C’è un filo rosso che accomuna la storia degli “Inseparabili”?
Il filo principale è che si tratta di una “coppia”, cioè si tratta del rapporto di un genio, di quello che noi riconosciamo come genio per le opere che ha prodotto in vita, e di qualcuno che gli ha vissuto accanto, in ombra. Quello che ci interessa è proprio il loro rapporto perché il genio non sarebbe genio senza quella persona che ha vissuto vicino a lui, che lo ha condizionato. E nello stesso modo anche la persona che ha vissuto alla sua ombra sarebbe stata diversa senza la presenza ingombrante del genio. Sono sempre storie di due persone (tranne nel caso della storia di Bela Lugosi e Dracula), una famosa e una no, che hanno contribuito alla creazione dell’opera.

Quali tra le nuove storie che racconterà l’ha colpita di più e perché?
Sono tante le storie che mi hanno colpito, una di questa è senza dubbio quella di Kokoschka e Alma Mahler, un po’ perché non la conoscevo, e questo fa parte della logica che usiamo nella scelta delle storie, cioè far conoscere lati sconosciuti, misteriosi, di personaggi noti. Io conoscevo Kokoschka, le sue opere, ma non sapevo nulla della sua storia incredibile e tormentata con Alma Mahler, e rivedere le sue opere dopo averla conosciuta ha svelato anche a me dei nuovi punti di vista. E poi è una storia incredibilmente noir!

C’è ancora un “Inseparabile” che vorrebbe raccontare?

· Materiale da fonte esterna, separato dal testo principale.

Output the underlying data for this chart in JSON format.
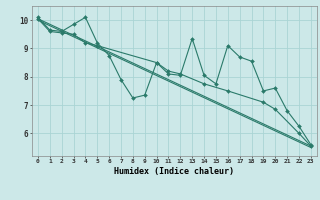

Si mi piacerebbe raccontare la storia di Mozart e Salieri. Noi tutti conosciamo Mozart, il suo genio, ma sarebbe interessante raccontare la storia dal punto di vista di Salieri, cioè la storia del rapporto di Salieri con il fantasma di Mozart, la piega che ha preso la sua vita dopo la morte del genio.